Dasselbe Wort kann in einem Satz eine unterschiedliche Bedeutung haben, nach Sinnhaftigkeit verschieden angewendet werden. Unsere Ausdrucksweise ist im Umgang mit Bekannten anders, als wenn wir im Berufsleben Kontakt mit den Vorgesetzten oder mit Kunden haben. Bei den engsten Freunden genügt die Unterhaltung in der Mundart, wobei sich diese auf die Menschen aus demselben Bundesland beschränkt. Zwischen Kärntner und Vorarlberger kann es bei einer Unterhaltung im Dialekt schon zu inhaltlichen Missverständnissen kommen. So entsteht bei dem einen oder anderen Satz eine Gedankenlücke. Mit der Umgangssprache sollte es zwischen Österreichern keine Probleme geben. Unterhält man sich mit Urlaubern, dann versucht man in der Schriftsprache zu sprechen, wie man sie auf einer Behörde oder bei einer Prüfung anwendet. Eigenartig verdreht klingen meistens die Sätze, spricht man mit Zuwanderern oder Migranten, dann verfällt man auch selbst in einen Zuwanderer Slang. Wir drücken uns bei der Unterhaltung mit verschiedenen sozialen Schichten jeweils anders aus, auch bei den Inhalten.

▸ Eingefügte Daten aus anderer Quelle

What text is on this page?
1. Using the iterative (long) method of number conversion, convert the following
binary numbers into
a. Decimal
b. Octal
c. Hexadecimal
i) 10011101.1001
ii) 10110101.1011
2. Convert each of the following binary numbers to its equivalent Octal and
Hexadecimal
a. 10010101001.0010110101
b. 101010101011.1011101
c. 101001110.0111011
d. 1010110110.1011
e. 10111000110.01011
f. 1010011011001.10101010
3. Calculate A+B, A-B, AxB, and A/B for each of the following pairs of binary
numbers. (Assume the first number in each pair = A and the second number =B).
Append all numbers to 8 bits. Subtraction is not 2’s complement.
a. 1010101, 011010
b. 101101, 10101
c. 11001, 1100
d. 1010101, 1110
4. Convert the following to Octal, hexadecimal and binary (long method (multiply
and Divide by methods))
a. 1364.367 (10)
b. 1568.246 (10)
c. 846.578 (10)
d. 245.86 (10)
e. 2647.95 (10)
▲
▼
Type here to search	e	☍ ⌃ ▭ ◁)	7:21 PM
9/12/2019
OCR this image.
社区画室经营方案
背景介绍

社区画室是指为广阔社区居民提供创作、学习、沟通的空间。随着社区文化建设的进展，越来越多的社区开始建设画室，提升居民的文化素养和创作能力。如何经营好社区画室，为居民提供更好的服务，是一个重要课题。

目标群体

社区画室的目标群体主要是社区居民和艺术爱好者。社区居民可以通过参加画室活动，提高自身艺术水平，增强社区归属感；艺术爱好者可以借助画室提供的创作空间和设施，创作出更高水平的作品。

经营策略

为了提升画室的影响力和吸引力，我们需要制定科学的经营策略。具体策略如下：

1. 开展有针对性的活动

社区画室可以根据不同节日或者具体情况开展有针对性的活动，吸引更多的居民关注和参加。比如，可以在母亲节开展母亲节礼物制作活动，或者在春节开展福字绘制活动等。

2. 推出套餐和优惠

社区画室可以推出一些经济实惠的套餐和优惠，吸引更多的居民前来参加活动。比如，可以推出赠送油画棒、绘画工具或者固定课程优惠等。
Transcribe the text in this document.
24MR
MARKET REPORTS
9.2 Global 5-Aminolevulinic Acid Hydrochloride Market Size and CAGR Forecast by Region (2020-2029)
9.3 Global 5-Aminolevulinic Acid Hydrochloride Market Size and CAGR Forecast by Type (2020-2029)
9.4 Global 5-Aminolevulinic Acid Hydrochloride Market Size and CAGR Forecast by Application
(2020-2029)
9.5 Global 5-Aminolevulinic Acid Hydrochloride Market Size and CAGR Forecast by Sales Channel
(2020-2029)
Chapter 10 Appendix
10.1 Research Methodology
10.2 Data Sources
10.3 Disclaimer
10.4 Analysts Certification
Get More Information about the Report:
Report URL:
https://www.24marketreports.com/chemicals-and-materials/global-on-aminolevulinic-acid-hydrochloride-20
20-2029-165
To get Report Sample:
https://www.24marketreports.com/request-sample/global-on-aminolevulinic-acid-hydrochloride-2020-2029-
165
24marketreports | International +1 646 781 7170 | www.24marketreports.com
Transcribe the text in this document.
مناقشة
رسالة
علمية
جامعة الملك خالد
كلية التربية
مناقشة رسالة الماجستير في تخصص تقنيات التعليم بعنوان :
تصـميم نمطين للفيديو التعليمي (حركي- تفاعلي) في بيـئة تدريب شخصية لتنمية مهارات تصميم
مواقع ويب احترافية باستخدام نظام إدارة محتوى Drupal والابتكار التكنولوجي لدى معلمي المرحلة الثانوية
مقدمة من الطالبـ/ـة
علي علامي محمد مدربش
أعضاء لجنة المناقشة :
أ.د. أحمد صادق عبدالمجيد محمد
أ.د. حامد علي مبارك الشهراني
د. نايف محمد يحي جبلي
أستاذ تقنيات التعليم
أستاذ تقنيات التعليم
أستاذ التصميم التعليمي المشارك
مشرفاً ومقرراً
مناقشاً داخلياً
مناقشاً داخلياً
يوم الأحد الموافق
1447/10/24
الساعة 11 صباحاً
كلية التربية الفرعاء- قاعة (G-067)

In Kärnten ist es gebräuchlich, dass man sagt: Man geht in den Supermarkt einkaufen. Ist die Zeit knapp, dann würde man sagen: Man geht einmal schnell in den Supermarkt etwas holen. Die Steigerung von gehen ist, dass man ein schnell vorsetzt. Dafür gäbe es noch viele Beispiele. Laufen hat in Kärnten eine ganz andere Bedeutung, dies bringt man meistens mit dem Sport in Verbindung. Der große LaufEvent heißt, Ganz Kärnten Läuft. Die Sportlichen laufen eine Runde im Park oder den See entlang. Nur bei Notfällen wird man das Wort laufen verwenden: Lauf schnell einen Arzt holen oder lauf schnell zu der Feuerwehr. Die Aufforderung zum Laufen in Notfällen wird heute durch das immer verfügbare Handy ersetzt. Dabei ist es notwendig, schnell, im Sinne von geschickt, das Handy zu bedienen.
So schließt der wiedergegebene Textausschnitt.